03/10/2017 às 16h50min - Atualizada em 03/10/2017 às 16h50min

Me engana que eu gosto

Continua a 'xepa' do governo Temer

ANTONIO CARLOS DE OLIVEIRA | COLUNISTA

A xepa. O resto. O fim. A sobra. Essa parece ser a atual fase do governo Temer.

Mas afinal, qual o preço da cadeira de presidente do Brasil? Michel sabe que é alto, mas tem se mostrado disposto a pagar até o último centavo. Desde o impeachment, para se manter no poder, ele tem “comprado” essa posição.

Desde seu primeiro dia no poder, Temer se mostrou excessivamente contraditório.
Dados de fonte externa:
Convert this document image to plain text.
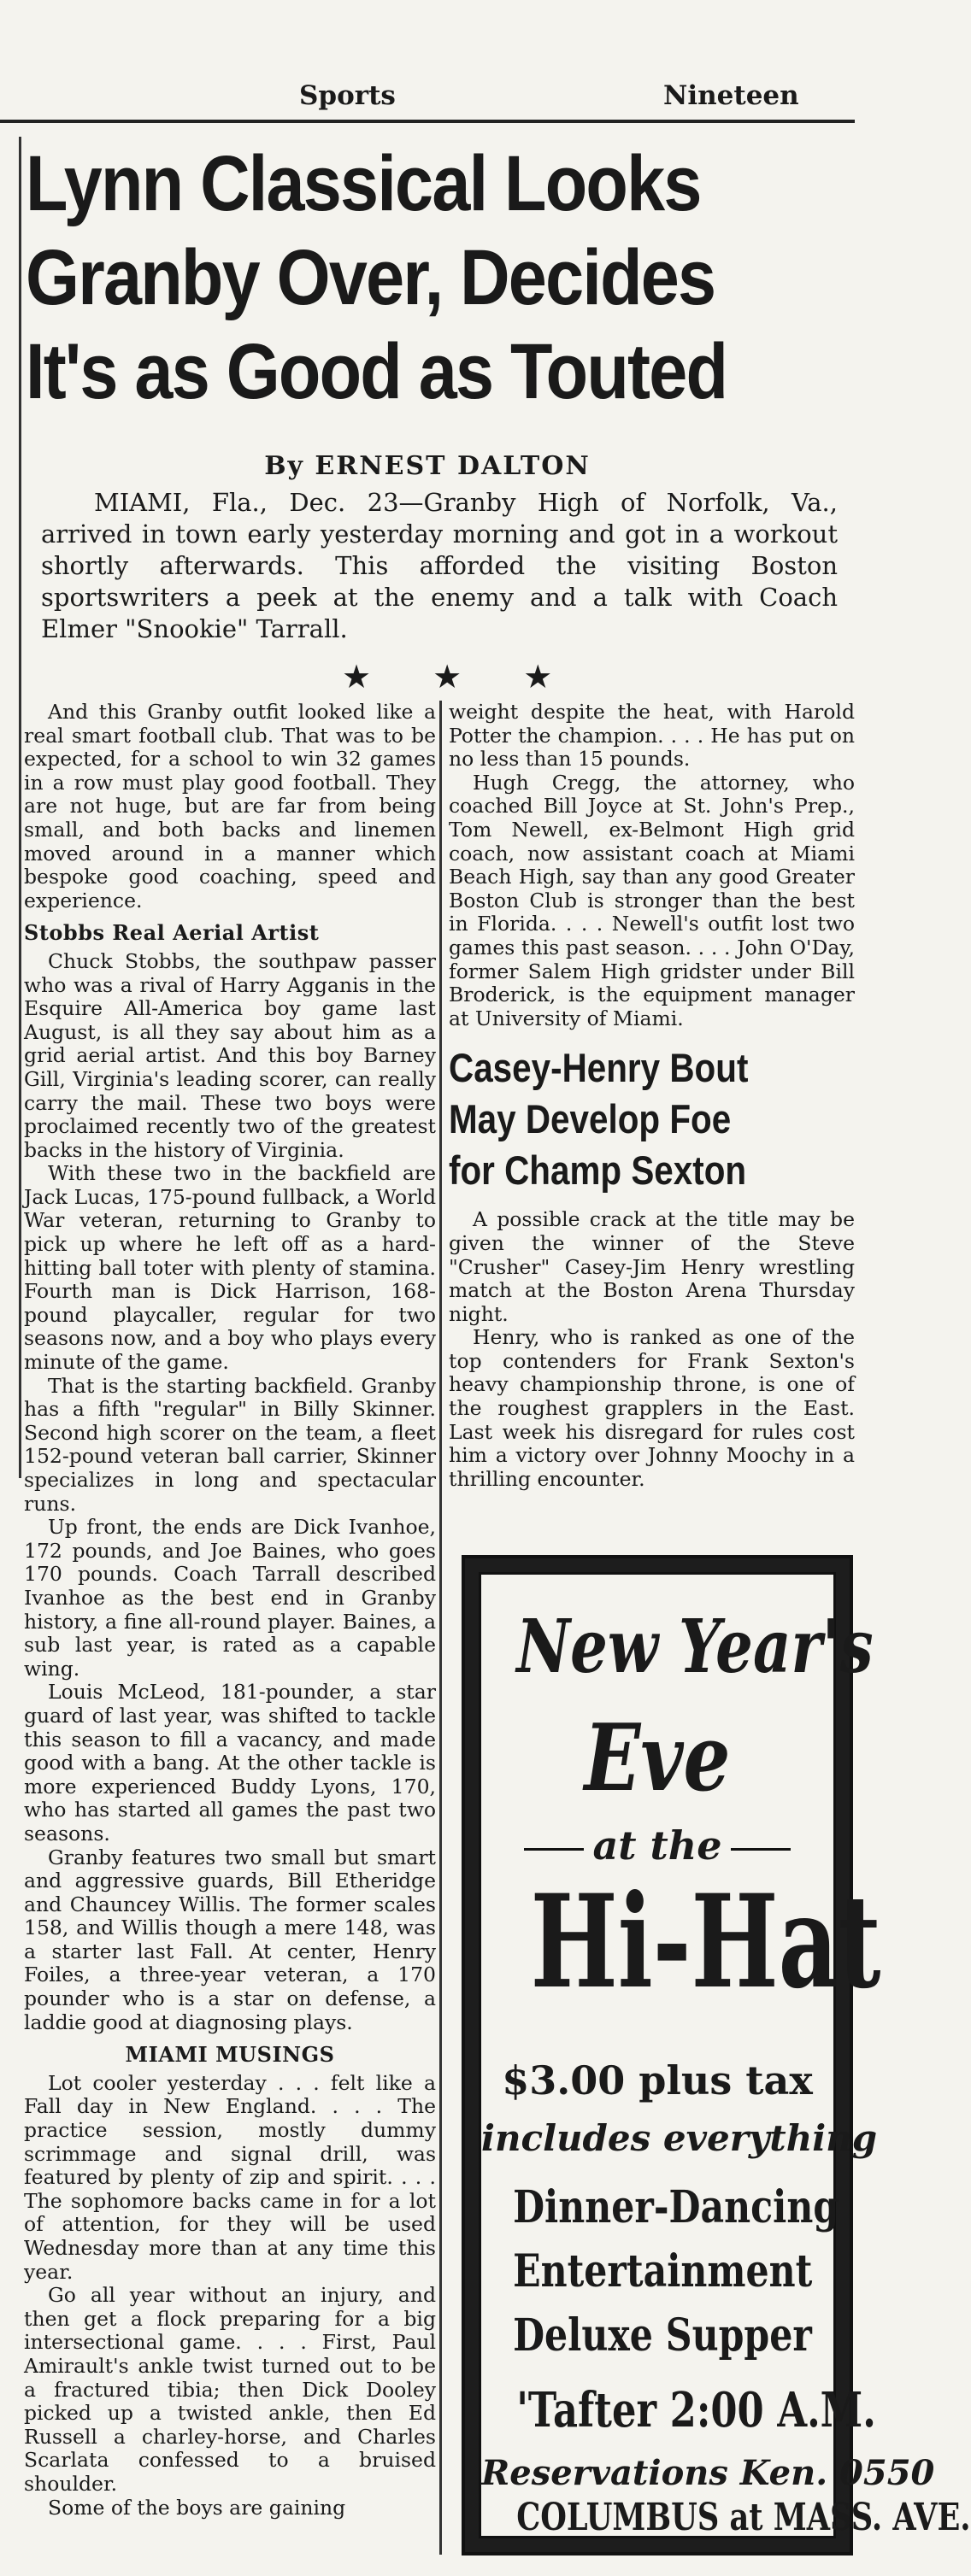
Sports	Nineteen
Lynn Classical Looks
Granby Over, Decides
It's as Good as Touted
By ERNEST DALTON

MIAMI, Fla., Dec. 23—Granby High of Norfolk, Va., arrived in town early yesterday morning and got in a workout shortly afterwards. This afforded the visiting Boston sportswriters a peek at the enemy and a talk with Coach Elmer "Snookie" Tarrall.

★ ★ ★

And this Granby outfit looked like a real smart football club. That was to be expected, for a school to win 32 games in a row must play good football. They are not huge, but are far from being small, and both backs and linemen moved around in a manner which bespoke good coaching, speed and experience.

Stobbs Real Aerial Artist

Chuck Stobbs, the southpaw passer who was a rival of Harry Agganis in the Esquire All-America boy game last August, is all they say about him as a grid aerial artist. And this boy Barney Gill, Virginia's leading scorer, can really carry the mail. These two boys were proclaimed recently two of the greatest backs in the history of Virginia.

With these two in the backfield are Jack Lucas, 175-pound fullback, a World War veteran, returning to Granby to pick up where he left off as a hard-hitting ball toter with plenty of stamina. Fourth man is Dick Harrison, 168-pound playcaller, regular for two seasons now, and a boy who plays every minute of the game.

That is the starting backfield. Granby has a fifth "regular" in Billy Skinner. Second high scorer on the team, a fleet 152-pound veteran ball carrier, Skinner specializes in long and spectacular runs.

Up front, the ends are Dick Ivanhoe, 172 pounds, and Joe Baines, who goes 170 pounds. Coach Tarrall described Ivanhoe as the best end in Granby history, a fine all-round player. Baines, a sub last year, is rated as a capable wing.

Louis McLeod, 181-pounder, a star guard of last year, was shifted to tackle this season to fill a vacancy, and made good with a bang. At the other tackle is more experienced Buddy Lyons, 170, who has started all games the past two seasons.

Granby features two small but smart and aggressive guards, Bill Etheridge and Chauncey Willis. The former scales 158, and Willis though a mere 148, was a starter last Fall. At center, Henry Foiles, a three-year veteran, a 170 pounder who is a star on defense, a laddie good at diagnosing plays.

MIAMI MUSINGS

Lot cooler yesterday . . . felt like a Fall day in New England. . . . The practice session, mostly dummy scrimmage and signal drill, was featured by plenty of zip and spirit. . . . The sophomore backs came in for a lot of attention, for they will be used Wednesday more than at any time this year.

Go all year without an injury, and then get a flock preparing for a big intersectional game. . . . First, Paul Amirault's ankle twist turned out to be a fractured tibia; then Dick Dooley picked up a twisted ankle, then Ed Russell a charley-horse, and Charles Scarlata confessed to a bruised shoulder.

Some of the boys are gaining

weight despite the heat, with Harold Potter the champion. . . . He has put on no less than 15 pounds.

Hugh Cregg, the attorney, who coached Bill Joyce at St. John's Prep., Tom Newell, ex-Belmont High grid coach, now assistant coach at Miami Beach High, say than any good Greater Boston Club is stronger than the best in Florida. . . . Newell's outfit lost two games this past season. . . . John O'Day, former Salem High gridster under Bill Broderick, is the equipment manager at University of Miami.

Casey-Henry Bout
May Develop Foe
for Champ Sexton

A possible crack at the title may be given the winner of the Steve "Crusher" Casey-Jim Henry wrestling match at the Boston Arena Thursday night.

Henry, who is ranked as one of the top contenders for Frank Sexton's heavy championship throne, is one of the roughest grapplers in the East. Last week his disregard for rules cost him a victory over Johnny Moochy in a thrilling encounter.

New Year's
Eve
at the
Hi-Hat
$3.00 plus tax
includes everything
Dinner-Dancing
Entertainment
Deluxe Supper
'Tafter 2:00 A.M.
Reservations Ken. 0550
COLUMBUS at MASS. AVE.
Para começar, quando assumiu seu posto, ele apresentou seu ministério completamente patriarcal e branco: não havia mulheres, nem negros no primeiro escalão indicado pelo peemedebista. Imediatamente foi fortemente criticado. Uma semana depois, na tentativa de minimizar os comentários, recebeu no Palácio do Planalto 20 parlamentares mulheres de vários partidos de sua base aliada.

Além disso, Michel tentou fazer grandes mudanças para mostrar a diferença entre seu estilo de governar em relação à gestão anterior. Com sua experiência como ex-presidente da Câmara, Temer passou a negociar a votação de projetos de seu interesse diretamente com as bancadas do Congresso Nacional, e como conseqüência, deu início à conhecida romaria de deputados e senadores visitando o palácio do planalto após o expediente. Usando do poder da caneta, ele manipulou os interesses dos parlamentares com o uso do dinheiro público, distribuindo benesses aos congressistas. Com isso, obteve o apoio incondicional do Legislativo, e essa aproximação foi fundamental para aprovar, no ano passado, a emenda constitucional que estabeleceu um limite para os gastos públicos, por exemplo.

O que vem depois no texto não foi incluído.